● Bezel setting
Bezel settings hold diamonds securely in place with a metal rim that surrounds all sides of the stone, extending slightly above it. Alternatively, some people choose an engagement ring design where the rim encircles only a portion of the diamond. This is referred to as a partial bezel setting or half bezel setting. It still keeps the diamond securely in place, but allows more of the diamond to be seen. The bezel setting is a good choice for people with an active lifestyle and may even hide existing chips along the edge of the diamond.
● Prong setting
Prong settings are most commonly used for solitaire engagement rings, because more of diamond remains visible when compared to other ring settings. The prong setting forms a basket-like base using three or more metal prongs which are bent over and shaped so that they gently rest against the crown of the diamonds, just past the girdle. Prong ends are mostly rounded; other options are points, V shapes, ovals, flat or even decorative prongs. A prong setting can be short with the diamond resting close to your finger, or tall holding the diamond well above the ring shank. The benefit of the prong setting is that more of the diamond is visible, they are less expensive than more complex settings, and the diamonds are easier to clean. The downside of prong settings is that they offer less protection for the diamond and some prongs tend to snag to clothing or other items.
● Channel set
The channel set another example of popular engagement ring settings. Channel set diamonds are placed into a metal channel on the ring shank, and flow in a continuous row. This ring setting does not refer to the center diamond but rather to the side diamonds set in the ring.

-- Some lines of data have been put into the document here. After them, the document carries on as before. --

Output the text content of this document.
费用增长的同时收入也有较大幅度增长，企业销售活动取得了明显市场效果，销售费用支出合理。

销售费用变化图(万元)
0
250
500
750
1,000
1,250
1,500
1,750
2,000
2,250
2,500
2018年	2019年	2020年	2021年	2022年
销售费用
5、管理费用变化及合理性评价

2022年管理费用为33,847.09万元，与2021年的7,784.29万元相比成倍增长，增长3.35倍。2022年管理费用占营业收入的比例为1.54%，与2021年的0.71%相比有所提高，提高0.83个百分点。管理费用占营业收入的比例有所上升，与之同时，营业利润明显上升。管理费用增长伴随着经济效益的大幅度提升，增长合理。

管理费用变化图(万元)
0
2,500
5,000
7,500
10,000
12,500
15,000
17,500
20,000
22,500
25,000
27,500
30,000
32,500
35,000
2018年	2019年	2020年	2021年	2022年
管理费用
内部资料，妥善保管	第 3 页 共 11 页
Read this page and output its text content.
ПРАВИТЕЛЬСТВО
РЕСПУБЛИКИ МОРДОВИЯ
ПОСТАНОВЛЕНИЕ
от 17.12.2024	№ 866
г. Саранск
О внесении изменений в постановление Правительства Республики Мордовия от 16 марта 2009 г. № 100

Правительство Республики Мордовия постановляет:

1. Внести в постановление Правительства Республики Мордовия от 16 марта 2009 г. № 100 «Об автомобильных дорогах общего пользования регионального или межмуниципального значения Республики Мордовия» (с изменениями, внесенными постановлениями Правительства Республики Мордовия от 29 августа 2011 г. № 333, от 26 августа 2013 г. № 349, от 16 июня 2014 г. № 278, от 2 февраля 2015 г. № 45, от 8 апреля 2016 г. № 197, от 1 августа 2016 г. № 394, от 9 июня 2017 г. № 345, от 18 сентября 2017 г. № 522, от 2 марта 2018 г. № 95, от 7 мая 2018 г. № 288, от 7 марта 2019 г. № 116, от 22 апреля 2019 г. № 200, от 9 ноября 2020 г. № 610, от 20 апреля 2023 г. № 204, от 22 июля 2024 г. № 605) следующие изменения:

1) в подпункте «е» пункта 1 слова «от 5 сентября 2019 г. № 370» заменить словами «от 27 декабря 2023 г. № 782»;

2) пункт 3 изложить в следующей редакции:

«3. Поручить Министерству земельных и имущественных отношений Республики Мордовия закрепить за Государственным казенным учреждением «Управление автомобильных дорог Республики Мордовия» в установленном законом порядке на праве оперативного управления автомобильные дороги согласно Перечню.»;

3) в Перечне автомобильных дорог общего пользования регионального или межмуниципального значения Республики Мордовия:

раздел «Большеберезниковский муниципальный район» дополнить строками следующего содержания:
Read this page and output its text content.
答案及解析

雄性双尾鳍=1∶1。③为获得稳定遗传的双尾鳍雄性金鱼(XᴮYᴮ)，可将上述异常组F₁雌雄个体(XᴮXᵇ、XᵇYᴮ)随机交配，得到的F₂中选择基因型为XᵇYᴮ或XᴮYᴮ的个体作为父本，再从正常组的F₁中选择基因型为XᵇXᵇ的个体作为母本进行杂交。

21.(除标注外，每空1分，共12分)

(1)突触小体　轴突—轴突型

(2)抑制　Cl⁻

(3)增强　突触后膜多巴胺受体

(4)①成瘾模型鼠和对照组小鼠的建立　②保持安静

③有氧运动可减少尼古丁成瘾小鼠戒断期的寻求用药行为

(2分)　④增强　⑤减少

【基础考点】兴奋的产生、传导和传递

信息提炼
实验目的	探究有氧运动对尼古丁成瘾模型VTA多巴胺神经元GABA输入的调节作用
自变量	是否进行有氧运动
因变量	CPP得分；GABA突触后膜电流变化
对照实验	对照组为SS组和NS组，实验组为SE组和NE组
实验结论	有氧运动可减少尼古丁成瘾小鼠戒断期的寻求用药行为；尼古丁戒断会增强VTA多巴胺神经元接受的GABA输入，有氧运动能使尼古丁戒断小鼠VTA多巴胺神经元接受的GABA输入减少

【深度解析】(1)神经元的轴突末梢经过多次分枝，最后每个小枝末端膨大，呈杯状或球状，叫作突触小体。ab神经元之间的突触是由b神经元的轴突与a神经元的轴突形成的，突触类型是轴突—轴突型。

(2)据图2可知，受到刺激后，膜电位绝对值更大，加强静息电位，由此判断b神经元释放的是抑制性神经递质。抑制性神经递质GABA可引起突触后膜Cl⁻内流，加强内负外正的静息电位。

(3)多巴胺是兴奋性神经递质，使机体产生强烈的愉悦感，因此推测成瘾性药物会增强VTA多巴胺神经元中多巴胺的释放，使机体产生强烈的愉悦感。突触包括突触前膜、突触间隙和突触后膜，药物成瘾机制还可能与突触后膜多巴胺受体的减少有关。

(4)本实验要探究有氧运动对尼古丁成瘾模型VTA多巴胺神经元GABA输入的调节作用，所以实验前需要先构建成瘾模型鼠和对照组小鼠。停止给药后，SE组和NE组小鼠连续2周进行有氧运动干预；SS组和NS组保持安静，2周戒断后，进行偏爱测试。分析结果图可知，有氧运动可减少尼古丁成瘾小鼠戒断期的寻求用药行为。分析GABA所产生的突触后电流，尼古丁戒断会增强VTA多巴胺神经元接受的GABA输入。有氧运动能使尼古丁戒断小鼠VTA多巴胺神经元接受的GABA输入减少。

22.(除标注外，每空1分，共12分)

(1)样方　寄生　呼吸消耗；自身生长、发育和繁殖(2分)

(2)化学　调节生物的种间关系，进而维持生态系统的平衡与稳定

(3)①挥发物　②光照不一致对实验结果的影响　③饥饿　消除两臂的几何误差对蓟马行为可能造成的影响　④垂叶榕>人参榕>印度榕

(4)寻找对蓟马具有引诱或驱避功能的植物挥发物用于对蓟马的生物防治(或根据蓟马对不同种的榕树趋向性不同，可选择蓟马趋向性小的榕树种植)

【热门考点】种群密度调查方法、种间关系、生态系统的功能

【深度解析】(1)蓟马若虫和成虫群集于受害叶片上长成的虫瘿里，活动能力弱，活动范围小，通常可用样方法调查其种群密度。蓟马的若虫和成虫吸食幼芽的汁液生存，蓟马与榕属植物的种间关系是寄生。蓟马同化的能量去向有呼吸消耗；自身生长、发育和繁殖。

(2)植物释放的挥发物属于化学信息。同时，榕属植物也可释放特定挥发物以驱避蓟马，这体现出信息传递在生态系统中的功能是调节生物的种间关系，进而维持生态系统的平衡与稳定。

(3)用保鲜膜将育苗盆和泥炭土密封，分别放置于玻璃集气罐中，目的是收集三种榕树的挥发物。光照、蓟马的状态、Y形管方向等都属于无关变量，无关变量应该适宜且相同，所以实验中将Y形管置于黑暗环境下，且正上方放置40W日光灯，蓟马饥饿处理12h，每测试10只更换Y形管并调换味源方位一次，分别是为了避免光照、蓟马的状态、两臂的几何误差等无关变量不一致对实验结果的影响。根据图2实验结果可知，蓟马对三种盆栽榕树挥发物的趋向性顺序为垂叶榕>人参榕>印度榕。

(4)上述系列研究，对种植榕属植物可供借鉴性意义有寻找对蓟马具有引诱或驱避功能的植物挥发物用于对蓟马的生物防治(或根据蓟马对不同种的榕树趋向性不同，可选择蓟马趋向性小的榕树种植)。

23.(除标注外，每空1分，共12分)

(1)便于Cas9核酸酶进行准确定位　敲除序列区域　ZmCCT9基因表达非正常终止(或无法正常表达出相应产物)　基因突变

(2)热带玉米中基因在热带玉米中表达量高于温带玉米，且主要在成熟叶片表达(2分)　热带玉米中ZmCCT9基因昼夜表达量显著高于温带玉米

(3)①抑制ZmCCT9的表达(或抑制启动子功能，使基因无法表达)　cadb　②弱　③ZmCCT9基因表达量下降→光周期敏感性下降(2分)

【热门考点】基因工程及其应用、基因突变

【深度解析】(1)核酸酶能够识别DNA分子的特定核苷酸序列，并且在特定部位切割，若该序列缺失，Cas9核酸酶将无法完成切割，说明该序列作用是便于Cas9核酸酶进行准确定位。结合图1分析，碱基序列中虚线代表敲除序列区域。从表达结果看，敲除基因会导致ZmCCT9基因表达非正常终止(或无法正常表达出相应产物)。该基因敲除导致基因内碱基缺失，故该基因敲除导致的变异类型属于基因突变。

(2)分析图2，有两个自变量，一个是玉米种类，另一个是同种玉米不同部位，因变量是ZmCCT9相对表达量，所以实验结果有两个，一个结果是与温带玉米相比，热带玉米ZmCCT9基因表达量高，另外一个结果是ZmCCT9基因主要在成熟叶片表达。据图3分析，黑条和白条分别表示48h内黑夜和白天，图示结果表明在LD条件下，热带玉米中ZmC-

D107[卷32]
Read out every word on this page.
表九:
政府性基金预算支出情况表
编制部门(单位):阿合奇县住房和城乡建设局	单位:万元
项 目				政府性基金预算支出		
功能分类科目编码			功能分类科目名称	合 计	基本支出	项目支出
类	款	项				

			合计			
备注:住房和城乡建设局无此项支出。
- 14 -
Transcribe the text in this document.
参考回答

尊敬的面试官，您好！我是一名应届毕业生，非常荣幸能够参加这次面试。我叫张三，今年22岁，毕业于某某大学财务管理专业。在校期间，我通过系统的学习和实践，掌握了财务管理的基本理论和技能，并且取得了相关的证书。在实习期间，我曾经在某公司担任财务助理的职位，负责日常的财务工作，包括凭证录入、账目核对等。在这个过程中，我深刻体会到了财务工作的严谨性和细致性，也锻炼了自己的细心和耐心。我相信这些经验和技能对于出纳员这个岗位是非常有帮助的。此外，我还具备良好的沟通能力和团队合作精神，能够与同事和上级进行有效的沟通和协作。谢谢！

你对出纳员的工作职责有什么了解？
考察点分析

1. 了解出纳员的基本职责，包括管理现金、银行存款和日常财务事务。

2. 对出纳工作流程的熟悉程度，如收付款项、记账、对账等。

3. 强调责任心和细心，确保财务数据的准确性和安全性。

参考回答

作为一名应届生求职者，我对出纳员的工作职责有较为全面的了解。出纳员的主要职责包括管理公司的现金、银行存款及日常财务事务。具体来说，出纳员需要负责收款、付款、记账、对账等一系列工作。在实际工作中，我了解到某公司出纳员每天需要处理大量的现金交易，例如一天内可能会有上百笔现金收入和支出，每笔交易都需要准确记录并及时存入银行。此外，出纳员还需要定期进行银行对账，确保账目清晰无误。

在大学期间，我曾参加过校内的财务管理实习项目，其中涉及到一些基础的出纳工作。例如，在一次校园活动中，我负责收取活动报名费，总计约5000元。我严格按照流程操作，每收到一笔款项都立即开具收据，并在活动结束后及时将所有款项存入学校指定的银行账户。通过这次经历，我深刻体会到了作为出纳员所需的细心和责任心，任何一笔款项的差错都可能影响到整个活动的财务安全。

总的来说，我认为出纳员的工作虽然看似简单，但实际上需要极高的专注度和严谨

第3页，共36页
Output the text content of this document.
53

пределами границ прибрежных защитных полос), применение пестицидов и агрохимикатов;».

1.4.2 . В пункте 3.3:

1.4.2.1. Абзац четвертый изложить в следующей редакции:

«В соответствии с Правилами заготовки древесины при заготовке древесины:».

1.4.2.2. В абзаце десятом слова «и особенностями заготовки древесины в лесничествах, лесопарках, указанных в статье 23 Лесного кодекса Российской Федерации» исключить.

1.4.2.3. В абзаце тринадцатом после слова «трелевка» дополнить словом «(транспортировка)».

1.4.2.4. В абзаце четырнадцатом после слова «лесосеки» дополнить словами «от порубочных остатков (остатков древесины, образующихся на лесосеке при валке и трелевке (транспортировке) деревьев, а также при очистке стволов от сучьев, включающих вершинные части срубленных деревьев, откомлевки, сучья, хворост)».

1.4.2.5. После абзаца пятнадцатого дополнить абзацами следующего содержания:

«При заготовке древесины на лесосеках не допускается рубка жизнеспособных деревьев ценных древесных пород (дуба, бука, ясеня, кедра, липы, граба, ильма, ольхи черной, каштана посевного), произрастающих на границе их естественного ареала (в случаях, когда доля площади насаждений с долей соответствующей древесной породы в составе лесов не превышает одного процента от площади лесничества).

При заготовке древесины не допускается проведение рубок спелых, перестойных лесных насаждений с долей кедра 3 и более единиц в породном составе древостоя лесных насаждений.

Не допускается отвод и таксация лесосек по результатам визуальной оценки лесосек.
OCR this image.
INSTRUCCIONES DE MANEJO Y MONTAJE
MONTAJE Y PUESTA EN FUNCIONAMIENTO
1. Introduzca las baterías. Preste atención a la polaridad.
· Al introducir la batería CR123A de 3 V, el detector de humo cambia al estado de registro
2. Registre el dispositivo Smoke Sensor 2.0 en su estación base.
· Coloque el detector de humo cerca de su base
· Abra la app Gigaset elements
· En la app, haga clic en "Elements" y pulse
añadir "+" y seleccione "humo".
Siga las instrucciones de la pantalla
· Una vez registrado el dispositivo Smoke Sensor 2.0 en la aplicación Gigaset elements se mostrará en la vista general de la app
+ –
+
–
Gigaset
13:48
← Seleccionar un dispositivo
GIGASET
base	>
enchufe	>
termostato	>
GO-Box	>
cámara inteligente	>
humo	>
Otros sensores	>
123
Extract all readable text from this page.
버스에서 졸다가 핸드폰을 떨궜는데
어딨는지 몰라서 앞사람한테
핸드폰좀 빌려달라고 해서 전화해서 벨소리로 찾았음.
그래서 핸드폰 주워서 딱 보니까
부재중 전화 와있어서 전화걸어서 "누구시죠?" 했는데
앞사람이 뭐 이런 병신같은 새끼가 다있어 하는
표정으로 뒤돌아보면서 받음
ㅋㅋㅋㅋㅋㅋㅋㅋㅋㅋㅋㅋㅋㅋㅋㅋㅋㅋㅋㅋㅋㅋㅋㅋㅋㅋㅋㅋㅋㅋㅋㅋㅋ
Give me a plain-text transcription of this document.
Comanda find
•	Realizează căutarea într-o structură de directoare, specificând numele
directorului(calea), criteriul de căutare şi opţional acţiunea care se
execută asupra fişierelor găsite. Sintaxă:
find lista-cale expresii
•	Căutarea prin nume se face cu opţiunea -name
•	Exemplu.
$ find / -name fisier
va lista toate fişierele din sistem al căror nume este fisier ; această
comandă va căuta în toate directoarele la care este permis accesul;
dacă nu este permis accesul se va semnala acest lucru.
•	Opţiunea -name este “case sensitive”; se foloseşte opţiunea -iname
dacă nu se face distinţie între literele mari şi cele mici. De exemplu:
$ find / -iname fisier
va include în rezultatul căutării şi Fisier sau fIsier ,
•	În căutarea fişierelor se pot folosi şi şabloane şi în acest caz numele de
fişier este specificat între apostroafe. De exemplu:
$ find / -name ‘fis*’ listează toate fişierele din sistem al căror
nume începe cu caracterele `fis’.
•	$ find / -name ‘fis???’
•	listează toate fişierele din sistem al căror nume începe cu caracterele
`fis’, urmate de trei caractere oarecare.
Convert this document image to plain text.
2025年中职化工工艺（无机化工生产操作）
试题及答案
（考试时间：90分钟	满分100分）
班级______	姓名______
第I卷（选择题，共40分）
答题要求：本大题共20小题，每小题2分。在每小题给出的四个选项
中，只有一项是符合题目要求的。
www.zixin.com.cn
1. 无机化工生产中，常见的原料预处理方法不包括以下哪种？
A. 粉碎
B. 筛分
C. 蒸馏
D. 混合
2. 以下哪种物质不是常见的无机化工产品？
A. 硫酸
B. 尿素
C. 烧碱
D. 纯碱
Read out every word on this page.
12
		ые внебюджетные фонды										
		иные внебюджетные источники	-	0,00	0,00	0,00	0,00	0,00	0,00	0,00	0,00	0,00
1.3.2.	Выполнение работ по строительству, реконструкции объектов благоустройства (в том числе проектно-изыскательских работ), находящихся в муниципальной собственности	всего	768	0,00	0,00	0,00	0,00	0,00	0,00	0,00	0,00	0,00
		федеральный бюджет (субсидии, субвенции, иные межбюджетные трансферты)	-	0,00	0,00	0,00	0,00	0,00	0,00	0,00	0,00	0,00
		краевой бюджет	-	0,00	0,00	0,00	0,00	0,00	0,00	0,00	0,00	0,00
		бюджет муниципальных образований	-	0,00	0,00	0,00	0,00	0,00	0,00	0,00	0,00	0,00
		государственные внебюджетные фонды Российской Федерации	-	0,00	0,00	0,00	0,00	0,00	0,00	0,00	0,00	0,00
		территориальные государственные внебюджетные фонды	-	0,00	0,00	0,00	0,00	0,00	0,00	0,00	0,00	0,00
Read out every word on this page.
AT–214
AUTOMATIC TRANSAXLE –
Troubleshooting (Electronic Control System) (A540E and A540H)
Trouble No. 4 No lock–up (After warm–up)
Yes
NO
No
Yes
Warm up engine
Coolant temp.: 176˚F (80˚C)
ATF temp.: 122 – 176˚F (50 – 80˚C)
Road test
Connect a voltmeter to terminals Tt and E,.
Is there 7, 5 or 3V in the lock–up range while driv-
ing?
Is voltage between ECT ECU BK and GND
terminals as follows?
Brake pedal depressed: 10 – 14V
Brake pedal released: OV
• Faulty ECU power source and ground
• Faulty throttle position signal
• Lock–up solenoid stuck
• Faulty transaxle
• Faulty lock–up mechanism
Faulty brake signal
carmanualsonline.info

Side diamonds in a channel set flow down each side of the ring band, giving extra flash to the overall design and enhancing the flash of the ring’s center diamond. Channel set diamonds make for a beautiful combination together with a bezel setting or a prong setting.
● Invisible setting
The invisible setting is a technique that was developed two centuries ago in France. In the girdle of each diamond, grooves are made that slip into a metal framework below the surface. The metal cannot be seen, so the diamonds sit side-by-side creating a solid surface of diamonds. This ring setting creates the illusion of larger diamonds and is often used by jewelry designers in engagement rings and wedding rings.